Expect more arguments from conservative pundits that can't be proven, because proving them isn't the point. Anxiety is.
|May 14, 2018||Public post|
It’s debatable whether “economic anxiety” fueled the vote for President Donald Trump. While evidence points to fear of lost social status as a primary driving force in 2016, the same evidence puts that fear in a global economic context.
What’s not debatable, I think, is another kind of “lost social status” felt not by the fabled white working class, but the old white conservative intellectual class that no longer has a home in real-world politics. They are the real left behind.
I’m talking about elite conservative pundits still paid lots of money by elite publications who can’t quite figure out what to do with themselves now that their views have lost much of their impact on policy makers and partisans. Think of them as philosophers damned to interpreting the world with little hope of changing it in the future. The result is a species of argument with little point but its own sake.
I don’t know Gerard Alexander, a professor of political scientist at the University of Virginia, but I would put his newest column for the New York Times, entitled “Liberals, You’re Not as Smart as You Think,” in this category. It’s a clever fake argument, because the problem he outlines has no solution, for one thing. The more liberals win, the more they lose, he infers. So the answer is … not winning?
For another, the “smug” argument appears nonpartisan when it’s not. Pat Robertson, who regularly blames “sodomy” for natural disasters, isn’t smug. The NRA’s Dan Bongino, protector of “the crown,” i.e., Trump, isn’t smug. House Speaker Paul Ryan, comforter of the comforted and afflicter of the afflicted, isn’t smug. No, only city-dwelling liberals in favor of pluralism, equality and justice are smug.
I’ll leave a more thorough debunking to Lefty Twitter. For me, the smug-liberal argument had more impact a decade ago. Recall the Obama administration laboring mightily to offer a conservative health care reform plan that would avoid a conservative backlash that ended up happening anyway. The Democrats are still cautious, but they don’t fear backlash like their used to. And why should they?
Instead of appealing to the political center, conservatives say, for instance, that uneducated immigrants are “not people that would easily assimilate into the United States into our modern society. They’re overwhelmingly rural people in the countries they come from—fourth-, fifth-, sixth-grade educations are kind of the norm.
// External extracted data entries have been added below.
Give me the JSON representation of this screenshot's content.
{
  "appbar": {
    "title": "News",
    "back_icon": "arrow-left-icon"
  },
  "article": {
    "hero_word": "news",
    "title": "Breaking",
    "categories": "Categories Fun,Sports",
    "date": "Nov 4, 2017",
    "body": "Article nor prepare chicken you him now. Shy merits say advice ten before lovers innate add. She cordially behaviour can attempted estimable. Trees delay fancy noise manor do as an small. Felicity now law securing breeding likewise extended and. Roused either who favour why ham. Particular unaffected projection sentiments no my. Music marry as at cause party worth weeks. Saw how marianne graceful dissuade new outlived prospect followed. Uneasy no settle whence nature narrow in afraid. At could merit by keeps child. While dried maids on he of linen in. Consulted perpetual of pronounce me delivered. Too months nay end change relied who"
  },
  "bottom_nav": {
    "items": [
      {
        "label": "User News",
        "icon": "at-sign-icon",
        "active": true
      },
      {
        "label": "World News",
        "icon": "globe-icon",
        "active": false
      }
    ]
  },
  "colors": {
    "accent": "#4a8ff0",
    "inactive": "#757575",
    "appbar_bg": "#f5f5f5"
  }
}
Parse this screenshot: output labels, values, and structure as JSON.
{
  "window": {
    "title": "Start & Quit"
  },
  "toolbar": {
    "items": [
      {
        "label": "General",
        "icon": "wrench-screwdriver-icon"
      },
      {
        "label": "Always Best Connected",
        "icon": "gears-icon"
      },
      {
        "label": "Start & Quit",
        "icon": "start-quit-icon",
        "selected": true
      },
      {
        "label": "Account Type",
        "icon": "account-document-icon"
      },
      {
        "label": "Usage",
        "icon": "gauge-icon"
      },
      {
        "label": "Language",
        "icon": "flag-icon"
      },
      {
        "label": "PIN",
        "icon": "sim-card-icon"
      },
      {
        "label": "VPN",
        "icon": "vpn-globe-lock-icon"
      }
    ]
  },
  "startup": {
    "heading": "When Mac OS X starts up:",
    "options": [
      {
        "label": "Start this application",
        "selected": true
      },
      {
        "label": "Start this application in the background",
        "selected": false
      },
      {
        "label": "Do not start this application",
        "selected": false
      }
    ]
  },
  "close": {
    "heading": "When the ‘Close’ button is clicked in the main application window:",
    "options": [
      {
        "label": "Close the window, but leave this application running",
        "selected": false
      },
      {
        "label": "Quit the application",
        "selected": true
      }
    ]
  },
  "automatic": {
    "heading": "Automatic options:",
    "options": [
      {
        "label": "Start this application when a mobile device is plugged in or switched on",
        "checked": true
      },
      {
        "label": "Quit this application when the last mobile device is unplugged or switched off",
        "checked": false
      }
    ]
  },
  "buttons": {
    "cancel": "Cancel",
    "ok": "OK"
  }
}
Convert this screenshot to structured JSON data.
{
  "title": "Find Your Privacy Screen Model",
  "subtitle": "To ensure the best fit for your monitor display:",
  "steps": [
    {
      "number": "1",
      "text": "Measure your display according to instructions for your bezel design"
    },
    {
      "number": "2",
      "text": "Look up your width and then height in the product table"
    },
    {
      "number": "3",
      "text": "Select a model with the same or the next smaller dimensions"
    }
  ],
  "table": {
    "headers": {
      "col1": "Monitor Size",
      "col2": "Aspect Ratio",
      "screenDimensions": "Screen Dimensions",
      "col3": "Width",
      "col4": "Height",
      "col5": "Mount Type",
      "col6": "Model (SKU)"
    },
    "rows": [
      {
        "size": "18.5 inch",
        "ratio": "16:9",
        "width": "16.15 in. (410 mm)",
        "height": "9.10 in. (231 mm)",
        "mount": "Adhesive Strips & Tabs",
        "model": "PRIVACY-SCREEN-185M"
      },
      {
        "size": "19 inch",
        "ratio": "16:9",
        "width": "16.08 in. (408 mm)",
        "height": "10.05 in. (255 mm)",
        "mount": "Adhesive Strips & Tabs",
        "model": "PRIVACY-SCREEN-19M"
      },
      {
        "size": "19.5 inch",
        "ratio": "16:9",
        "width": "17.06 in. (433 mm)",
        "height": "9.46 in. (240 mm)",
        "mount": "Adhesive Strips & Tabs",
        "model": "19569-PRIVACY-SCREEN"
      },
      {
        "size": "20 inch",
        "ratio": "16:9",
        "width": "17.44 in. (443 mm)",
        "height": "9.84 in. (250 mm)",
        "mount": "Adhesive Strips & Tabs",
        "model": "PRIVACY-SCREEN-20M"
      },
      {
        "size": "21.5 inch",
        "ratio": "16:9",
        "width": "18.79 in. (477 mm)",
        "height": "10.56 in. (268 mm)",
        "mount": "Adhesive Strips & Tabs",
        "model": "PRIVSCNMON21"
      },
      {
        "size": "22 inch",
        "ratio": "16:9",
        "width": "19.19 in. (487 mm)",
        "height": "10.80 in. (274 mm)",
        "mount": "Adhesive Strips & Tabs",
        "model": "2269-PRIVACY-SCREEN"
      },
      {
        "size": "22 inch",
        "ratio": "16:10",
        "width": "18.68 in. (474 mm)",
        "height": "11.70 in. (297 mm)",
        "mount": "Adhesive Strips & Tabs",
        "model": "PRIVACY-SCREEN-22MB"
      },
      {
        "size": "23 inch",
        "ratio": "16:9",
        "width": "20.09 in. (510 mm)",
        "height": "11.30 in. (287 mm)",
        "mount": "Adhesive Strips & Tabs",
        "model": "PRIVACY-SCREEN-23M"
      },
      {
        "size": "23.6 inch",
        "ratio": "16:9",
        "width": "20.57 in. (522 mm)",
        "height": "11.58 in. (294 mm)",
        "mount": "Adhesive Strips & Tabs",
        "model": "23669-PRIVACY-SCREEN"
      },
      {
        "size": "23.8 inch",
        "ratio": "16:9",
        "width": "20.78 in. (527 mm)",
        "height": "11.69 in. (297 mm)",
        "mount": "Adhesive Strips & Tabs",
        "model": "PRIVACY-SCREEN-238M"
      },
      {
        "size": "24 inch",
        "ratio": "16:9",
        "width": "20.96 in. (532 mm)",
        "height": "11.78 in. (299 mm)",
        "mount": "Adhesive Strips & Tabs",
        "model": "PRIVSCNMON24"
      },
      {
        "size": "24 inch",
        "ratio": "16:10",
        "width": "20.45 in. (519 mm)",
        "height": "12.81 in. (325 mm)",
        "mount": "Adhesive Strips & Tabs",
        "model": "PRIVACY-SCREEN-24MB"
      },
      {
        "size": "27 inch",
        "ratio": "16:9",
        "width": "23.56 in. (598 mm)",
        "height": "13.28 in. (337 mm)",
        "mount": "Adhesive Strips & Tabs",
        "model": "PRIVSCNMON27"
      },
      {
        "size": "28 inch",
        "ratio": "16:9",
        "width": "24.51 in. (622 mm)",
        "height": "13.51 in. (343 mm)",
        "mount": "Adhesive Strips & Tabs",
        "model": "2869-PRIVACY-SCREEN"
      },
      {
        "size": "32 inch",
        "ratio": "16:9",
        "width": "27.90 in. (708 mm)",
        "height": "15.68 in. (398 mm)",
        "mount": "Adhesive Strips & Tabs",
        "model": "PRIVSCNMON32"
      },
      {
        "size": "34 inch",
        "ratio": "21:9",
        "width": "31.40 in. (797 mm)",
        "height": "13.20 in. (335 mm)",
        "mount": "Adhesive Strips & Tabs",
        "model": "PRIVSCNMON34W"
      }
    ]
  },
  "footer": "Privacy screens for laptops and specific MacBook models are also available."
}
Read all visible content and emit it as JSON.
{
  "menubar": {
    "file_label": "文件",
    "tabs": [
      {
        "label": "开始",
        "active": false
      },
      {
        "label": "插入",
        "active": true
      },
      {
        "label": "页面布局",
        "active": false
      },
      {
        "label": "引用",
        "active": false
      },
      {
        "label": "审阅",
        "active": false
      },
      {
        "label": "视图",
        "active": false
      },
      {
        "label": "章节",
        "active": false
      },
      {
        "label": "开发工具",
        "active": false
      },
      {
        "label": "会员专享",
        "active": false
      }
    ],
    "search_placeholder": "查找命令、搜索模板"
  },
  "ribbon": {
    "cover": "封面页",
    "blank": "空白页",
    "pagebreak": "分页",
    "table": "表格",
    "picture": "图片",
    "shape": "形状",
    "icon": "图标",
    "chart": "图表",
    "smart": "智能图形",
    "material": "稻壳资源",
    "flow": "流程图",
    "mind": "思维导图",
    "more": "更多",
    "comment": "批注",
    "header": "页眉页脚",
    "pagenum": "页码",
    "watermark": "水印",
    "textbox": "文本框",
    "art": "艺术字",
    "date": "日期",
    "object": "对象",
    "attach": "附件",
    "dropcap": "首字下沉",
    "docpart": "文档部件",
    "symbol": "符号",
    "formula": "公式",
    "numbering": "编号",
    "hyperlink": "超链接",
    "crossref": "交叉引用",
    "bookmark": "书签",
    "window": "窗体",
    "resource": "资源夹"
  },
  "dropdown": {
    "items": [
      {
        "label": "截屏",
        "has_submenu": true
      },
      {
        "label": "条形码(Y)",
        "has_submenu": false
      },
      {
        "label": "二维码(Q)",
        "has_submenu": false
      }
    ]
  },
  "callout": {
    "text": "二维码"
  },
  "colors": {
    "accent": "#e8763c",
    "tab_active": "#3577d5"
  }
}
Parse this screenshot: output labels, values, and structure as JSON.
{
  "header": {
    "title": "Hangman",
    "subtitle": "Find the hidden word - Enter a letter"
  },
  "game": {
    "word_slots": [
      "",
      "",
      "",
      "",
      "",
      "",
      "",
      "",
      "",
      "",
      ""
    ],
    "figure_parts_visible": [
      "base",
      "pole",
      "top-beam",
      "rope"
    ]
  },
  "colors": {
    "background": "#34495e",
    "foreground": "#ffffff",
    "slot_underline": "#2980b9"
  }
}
They don’t speak English; obviously that’s a big thing. … They don’t integrate well; they don’t have skills.” White House Chief of Staff John Kelly said that last week.
The Democrats don’t fear backlash as they once did, because the Republicans aren’t pretending to be moderate as they once did. What’s a conservative intellectual to do? My sense is until the parties align around new realities, we can probably expect to hear more conservative arguments that do not and cannot prove their theses.
Think of it as wish-fulfillment on the part of Republicans who can’t stand Trump but who can’t stand minority groups seizing a greater share of the franchise, thus pushing those accustomed to privilege and authority to the margins of polite society.
Think: Bill Kristol, George Will, David Brooks, and other old white boomer men who can’t quite accept the new competition threatening to eclipse them in the marketplace of ideas. The smug-liberal argument is a twofer: it hits two things in one go.
I suppose the solution, as far as the smug-liberal argument is concerned, is to move away from liberalism, to some kind of imagined golden age when the social fabric held and the center did too, but that’s not going to happen, because there never was in the first place a center that held. Politics is about conflict, first and last. Somebody wins, somebody loses. It’s telling that even as the GOP holds every lever of power in Washington, conservative intellectuals fret over imaginary ties that never bound.
As the GOP leaves them behind, their anxiety manifests in arguments about liberalism that can’t be proved, which is fine, because the point isn’t proving anything. The point is expressing anxiety over being displaced, like talk therapy in Times op-ed page.
So instead of getting steamed about the New York Times’ apparent delight in triggering the libs, consider that this clever fake argument and others like it are really a symptom of something larger: a conservative intelligentsia no longer needed.